第三十八章 另辟蹊径!(1/2)
辛缜摇头:「侄儿不知,还请叔父赐教。」
韩琦转过身来,目光沉静道:「首倡议和者,乃是夏相。」
辛缜一怔:「夏竦?他不是陕西主帅麽?他应当知道现在是最好的时机啊!」
「正是因为他做过主帅,才最清楚这仗打得多难。」
韩琦走回案前,重新坐下,然后示意辛缜也坐下。
「夏竦上书陛下,详论攻守之策,他说『不较主客之利,不计攻守之便,而议追讨者,非良策也』。
夏相认为,深入西夏境内,风险太大,不如见好就收。」
辛缜眉头紧皱:「可如今是西夏元气大伤,不是我大宋元气大伤!」
韩琦呵呵一笑,笑容之中带着讥诮,道:「干大事而惜身罢了。除了夏相公,还有庞相公。
庞相公已经到了延州,说是要与西夏谈判,想用恩信笼络西夏,使其称臣。
他认为,只要西夏肯去掉帝号,岁赐一些财物,比动刀兵划算。」
田况在一旁插话:「庞籍这人,老夫知道,他并非软弱,而是务实。他担心的是,再打下去,契丹会趁火打劫。」
韩琦点头:「正是。吴育丶贾昌朝等人,也都担心契丹。吴育多次进言,说当务之急是修明内政,联合唃厮罗制衡西夏,而不是孤军深入。贾昌朝更是在定川寨战后,极力反对联契丹攻西夏的提议,说那是引狼入室。」
辛缜沉默片刻,道:「所以,他们是怕了?」
「不是怕。」韩琦摇头,「是累了。陛下累了,朝廷累了,百姓也累了。自康定元年起,陕西诸路年年征战,赋税加重,民夫徵调无数,多少农田荒芜,多少人家破人亡?这些,朝中诸公都看在眼里。」
辛缜深吸一口气,站起身来,朝韩琦深深一揖道:「叔父,侄儿斗胆,有几句话不吐不快。」
韩琦抬手:「说。
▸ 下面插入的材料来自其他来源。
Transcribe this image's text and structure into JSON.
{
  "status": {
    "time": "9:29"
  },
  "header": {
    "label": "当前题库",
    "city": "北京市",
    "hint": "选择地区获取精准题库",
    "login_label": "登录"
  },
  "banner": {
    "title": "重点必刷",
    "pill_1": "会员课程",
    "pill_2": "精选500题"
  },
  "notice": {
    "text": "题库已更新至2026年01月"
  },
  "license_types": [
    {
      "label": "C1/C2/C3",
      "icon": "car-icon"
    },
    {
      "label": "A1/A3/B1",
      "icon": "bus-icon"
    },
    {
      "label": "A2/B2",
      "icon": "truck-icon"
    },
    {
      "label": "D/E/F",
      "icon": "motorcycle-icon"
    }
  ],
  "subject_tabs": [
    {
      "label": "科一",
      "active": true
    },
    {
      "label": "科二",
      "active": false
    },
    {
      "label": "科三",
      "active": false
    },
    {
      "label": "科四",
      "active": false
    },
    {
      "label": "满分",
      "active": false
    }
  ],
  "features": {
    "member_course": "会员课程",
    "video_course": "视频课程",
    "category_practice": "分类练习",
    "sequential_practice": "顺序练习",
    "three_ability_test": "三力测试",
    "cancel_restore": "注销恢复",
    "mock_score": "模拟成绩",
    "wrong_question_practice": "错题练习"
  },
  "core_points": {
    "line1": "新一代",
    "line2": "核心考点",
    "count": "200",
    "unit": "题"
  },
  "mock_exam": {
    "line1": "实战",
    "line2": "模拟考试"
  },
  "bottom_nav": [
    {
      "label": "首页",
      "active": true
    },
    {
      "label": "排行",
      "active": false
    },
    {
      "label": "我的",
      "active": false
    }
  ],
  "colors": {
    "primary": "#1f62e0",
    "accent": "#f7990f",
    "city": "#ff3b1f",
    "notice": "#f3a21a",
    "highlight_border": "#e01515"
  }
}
」
辛缜直起身,目光灼灼:「好水川一役,西夏损兵折将,李元昊的精锐几乎尽没!
定川寨一役,斩首两万馀级,俘虏五千,李元昊身中两箭重伤逃遁。
这两仗,已经打断了西夏的脊梁!
叔父,您比侄儿更清楚,西夏举国兵力不过十馀万,如今折损近半,其国内青壮空虚,正是最虚弱的时候!」
他走近一步,声音激动,道:「这个时候不打,等李元昊喘过气来,重新训练士卒,积蓄粮草,甚至向契丹借兵,那时候再打,还有这样的机会麽?
兵法常说,兵贵胜,不贵久。
如今正是宜将剩勇追穷寇的时候,若议和,那就是给了西夏喘息之机,后患无穷!」
韩琦看着他,眼中闪过赞许,但很快又黯淡下去。
「你说的,我都知道。」韩琦低声道,「可你知道,如今陕西诸路,已经到了什麽地步麽?」
他起身,从案上取过一本簿册,翻开,推到辛缜面前。
「这是这两年陕西的赋税帐目,你看看吧。」
辛缜低头看去,只见密密麻麻的数字。
韩琦在一旁道:「自用兵以来,陕西诸路的赋税比往年增加了三成,其中青苗钱丶免夫钱丶支移丶折变,名目繁多。
百姓为了交税,卖田卖地,卖儿卖女。
延州丶环州丶庆州一带,逃亡的农户占了三四成。
那些没逃的,也被徵发为民夫,运粮运草,死在路上的不计其数。